Chunk #0 — Background

Source: Characterizing and measuring bias in sequence data.
Embedded: yes
Text

Ideal whole-genome shotgun DNA sequencing would distribute reads uniformly across the genome and without sequence-dependent variations in quality. All existing sequencing technologies fall short of this ideal and exhibit various types and degrees of bias. Sequencing bias degrades genomic data applications, including genome assembly and variation discovery, which rely on genome-wide coverage.
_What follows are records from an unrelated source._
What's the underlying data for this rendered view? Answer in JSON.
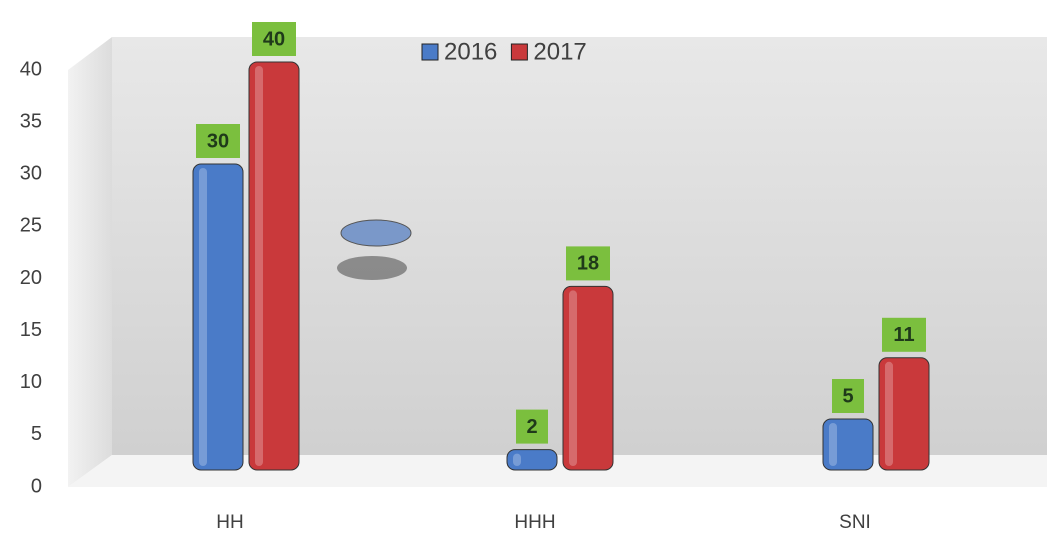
{
  "chart_data": {
    "type": "bar",
    "categories": [
      "HH",
      "HHH",
      "SNI"
    ],
    "series": [
      {
        "name": "2016",
        "color": "#4a7bc8",
        "values": [
          30,
          2,
          5
        ]
      },
      {
        "name": "2017",
        "color": "#c9393b",
        "values": [
          40,
          18,
          11
        ]
      }
    ],
    "ylim": [
      0,
      40
    ],
    "yticks": [
      0,
      5,
      10,
      15,
      20,
      25,
      30,
      35,
      40
    ]
  }
}
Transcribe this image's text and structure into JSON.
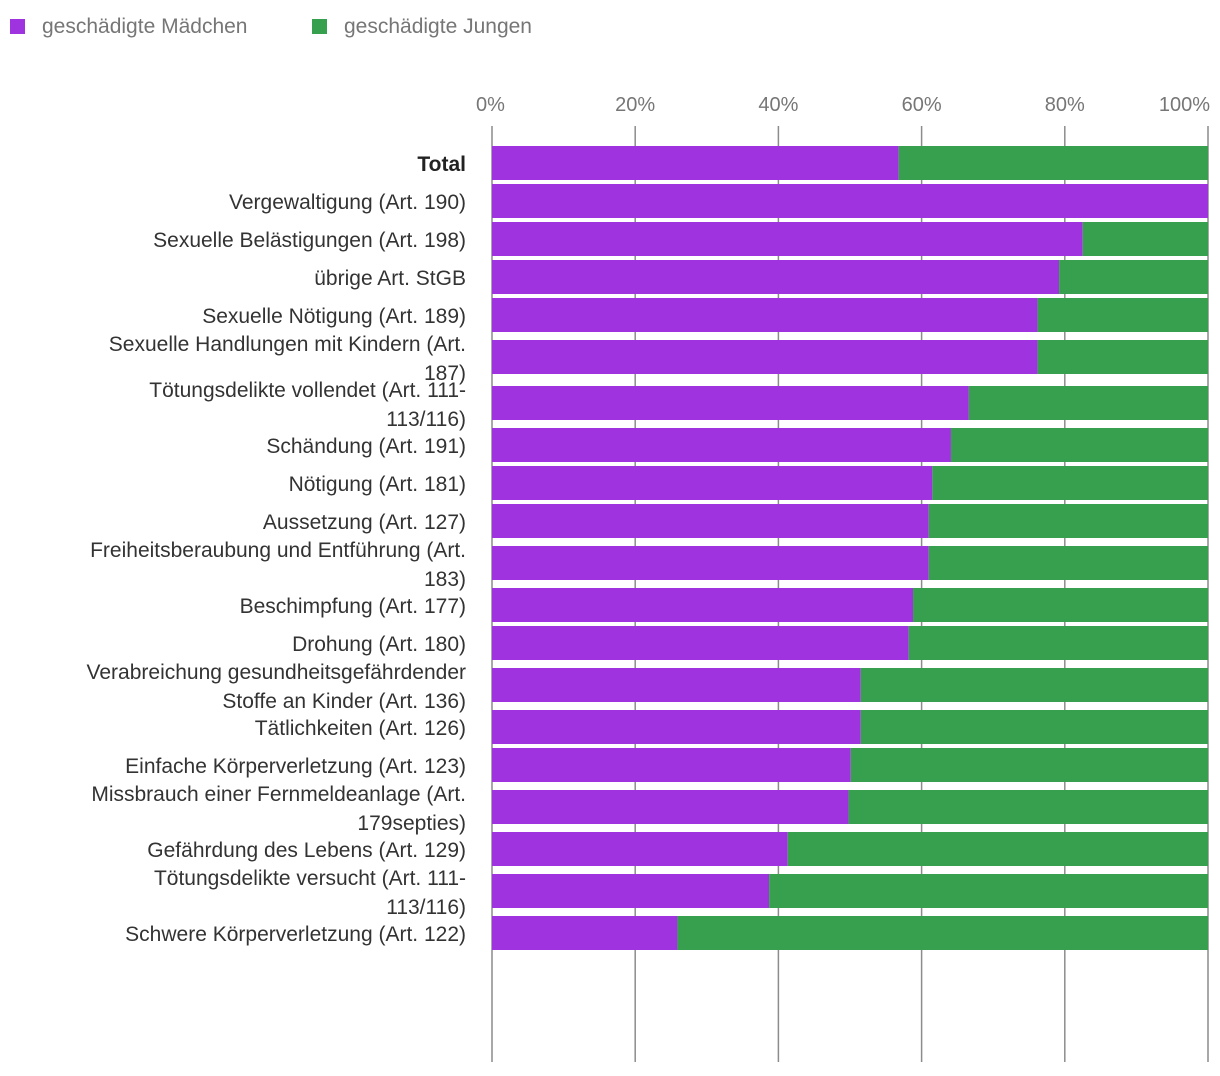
{
  "colors": {
    "girls": "#a033e0",
    "boys": "#37a04f"
  },
  "chart_data": {
    "type": "bar",
    "orientation": "horizontal",
    "stacked": "percent",
    "legend": {
      "position": "top-left"
    },
    "xlim": [
      0,
      100
    ],
    "xticks": [
      "0%",
      "20%",
      "40%",
      "60%",
      "80%",
      "100%"
    ],
    "grid": true,
    "categories": [
      {
        "label": "Total",
        "bold": true
      },
      {
        "label": "Vergewaltigung (Art. 190)"
      },
      {
        "label": "Sexuelle Belästigungen (Art. 198)"
      },
      {
        "label": "übrige Art. StGB"
      },
      {
        "label": "Sexuelle Nötigung (Art. 189)"
      },
      {
        "label": "Sexuelle Handlungen mit Kindern (Art. 187)",
        "lines": [
          "Sexuelle Handlungen mit Kindern (Art.",
          "187)"
        ]
      },
      {
        "label": "Tötungsdelikte vollendet (Art. 111-113/116)",
        "lines": [
          "Tötungsdelikte vollendet (Art. 111-",
          "113/116)"
        ]
      },
      {
        "label": "Schändung (Art. 191)"
      },
      {
        "label": "Nötigung (Art. 181)"
      },
      {
        "label": "Aussetzung (Art. 127)"
      },
      {
        "label": "Freiheitsberaubung und Entführung (Art. 183)",
        "lines": [
          "Freiheitsberaubung und Entführung (Art.",
          "183)"
        ]
      },
      {
        "label": "Beschimpfung (Art. 177)"
      },
      {
        "label": "Drohung (Art. 180)"
      },
      {
        "label": "Verabreichung gesundheitsgefährdender Stoffe an Kinder (Art. 136)",
        "lines": [
          "Verabreichung gesundheitsgefährdender",
          "Stoffe an Kinder (Art. 136)"
        ]
      },
      {
        "label": "Tätlichkeiten (Art. 126)"
      },
      {
        "label": "Einfache Körperverletzung (Art. 123)"
      },
      {
        "label": "Missbrauch einer Fernmeldeanlage (Art. 179septies)",
        "lines": [
          "Missbrauch einer Fernmeldeanlage (Art.",
          "179septies)"
        ]
      },
      {
        "label": "Gefährdung des Lebens (Art. 129)"
      },
      {
        "label": "Tötungsdelikte versucht (Art. 111-113/116)",
        "lines": [
          "Tötungsdelikte versucht (Art. 111-",
          "113/116)"
        ]
      },
      {
        "label": "Schwere Körperverletzung (Art. 122)"
      }
    ],
    "series": [
      {
        "name": "geschädigte Mädchen",
        "color_key": "girls",
        "values": [
          56.8,
          100,
          82.5,
          79.2,
          76.2,
          76.2,
          66.6,
          64.1,
          61.5,
          61.0,
          61.0,
          58.8,
          58.2,
          51.5,
          51.5,
          50.1,
          49.8,
          41.3,
          38.7,
          25.9
        ]
      },
      {
        "name": "geschädigte Jungen",
        "color_key": "boys",
        "values": [
          43.2,
          0,
          17.5,
          20.8,
          23.8,
          23.8,
          33.4,
          35.9,
          38.5,
          39.0,
          39.0,
          41.2,
          41.8,
          48.5,
          48.5,
          49.9,
          50.2,
          58.7,
          61.3,
          74.1
        ]
      }
    ]
  }
}
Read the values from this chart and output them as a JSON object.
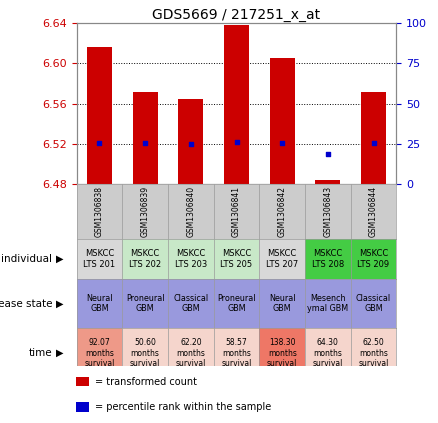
{
  "title": "GDS5669 / 217251_x_at",
  "samples": [
    "GSM1306838",
    "GSM1306839",
    "GSM1306840",
    "GSM1306841",
    "GSM1306842",
    "GSM1306843",
    "GSM1306844"
  ],
  "transformed_count": [
    6.616,
    6.572,
    6.565,
    6.638,
    6.605,
    6.484,
    6.572
  ],
  "bar_bottom": 6.48,
  "percentile_rank_yvals": [
    6.521,
    6.521,
    6.52,
    6.522,
    6.521,
    6.51,
    6.521
  ],
  "ylim_left": [
    6.48,
    6.64
  ],
  "ylim_right": [
    0,
    100
  ],
  "yticks_left": [
    6.48,
    6.52,
    6.56,
    6.6,
    6.64
  ],
  "yticks_right": [
    0,
    25,
    50,
    75,
    100
  ],
  "individual_labels": [
    "MSKCC\nLTS 201",
    "MSKCC\nLTS 202",
    "MSKCC\nLTS 203",
    "MSKCC\nLTS 205",
    "MSKCC\nLTS 207",
    "MSKCC\nLTS 208",
    "MSKCC\nLTS 209"
  ],
  "individual_colors": [
    "#d8d8d8",
    "#c8e8c8",
    "#c8e8c8",
    "#c8e8c8",
    "#d8d8d8",
    "#44cc44",
    "#44cc44"
  ],
  "disease_state_labels": [
    "Neural\nGBM",
    "Proneural\nGBM",
    "Classical\nGBM",
    "Proneural\nGBM",
    "Neural\nGBM",
    "Mesench\nymal GBM",
    "Classical\nGBM"
  ],
  "disease_state_colors": [
    "#9999dd",
    "#9999dd",
    "#9999dd",
    "#9999dd",
    "#9999dd",
    "#9999dd",
    "#9999dd"
  ],
  "time_labels": [
    "92.07\nmonths\nsurvival",
    "50.60\nmonths\nsurvival",
    "62.20\nmonths\nsurvival",
    "58.57\nmonths\nsurvival",
    "138.30\nmonths\nsurvival",
    "64.30\nmonths\nsurvival",
    "62.50\nmonths\nsurvival"
  ],
  "time_colors": [
    "#ee9988",
    "#f5d5cc",
    "#f5d5cc",
    "#f5d5cc",
    "#ee7766",
    "#f5d5cc",
    "#f5d5cc"
  ],
  "bar_color": "#cc0000",
  "dot_color": "#0000cc",
  "grid_color": "#000000",
  "bg_color": "#ffffff",
  "sample_bg_color": "#cccccc",
  "left_label_color": "#cc0000",
  "right_label_color": "#0000cc",
  "row_labels": [
    "individual",
    "disease state",
    "time"
  ],
  "legend_items": [
    "transformed count",
    "percentile rank within the sample"
  ],
  "legend_colors": [
    "#cc0000",
    "#0000cc"
  ]
}
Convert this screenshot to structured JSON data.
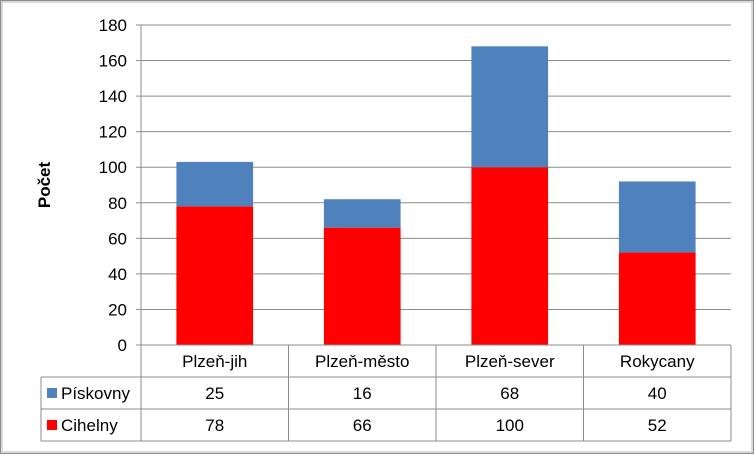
{
  "chart_data": {
    "type": "bar",
    "stacked": true,
    "categories": [
      "Plzeň-jih",
      "Plzeň-město",
      "Plzeň-sever",
      "Rokycany"
    ],
    "series": [
      {
        "name": "Cihelny",
        "values": [
          78,
          66,
          100,
          52
        ],
        "color": "#ff0000"
      },
      {
        "name": "Pískovny",
        "values": [
          25,
          16,
          68,
          40
        ],
        "color": "#4f81bd"
      }
    ],
    "table_rows": [
      {
        "name": "Pískovny",
        "values": [
          "25",
          "16",
          "68",
          "40"
        ],
        "color": "#4f81bd"
      },
      {
        "name": "Cihelny",
        "values": [
          "78",
          "66",
          "100",
          "52"
        ],
        "color": "#ff0000"
      }
    ],
    "ylabel": "Počet",
    "xlabel": "",
    "ylim": [
      0,
      180
    ],
    "yticks": [
      "0",
      "20",
      "40",
      "60",
      "80",
      "100",
      "120",
      "140",
      "160",
      "180"
    ],
    "grid": true,
    "legend": "data-table"
  }
}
Undercovered regions might lead to a missed SNP in an important region or cause an assembler to produce shorter contigs. For example, Figure 1 plots the coverage of the transcription start site and first exon of human gene NCS1, which encodes a neurotransmitter regulator [1], in whole-genome shotgun sequencing (data set A2). Despite 198-fold mean coverage of the genome, the first 72 bases of this exon are completely uncovered. This type of bias can reduce the effectiveness of biological and medical research. Recently published work on drug-resistant tuberculosis identified thousands of zero-coverage sites in an entire class of the bacterium's genes, despite sequencing to an average depth of 134× [2]. Alleviating gaps or dips in coverage through additional reads inflates sequencing costs, and may have limited effectiveness. For these reasons, improving our knowledge of sequencing bias is essential to improving the utility of DNA sequencing data.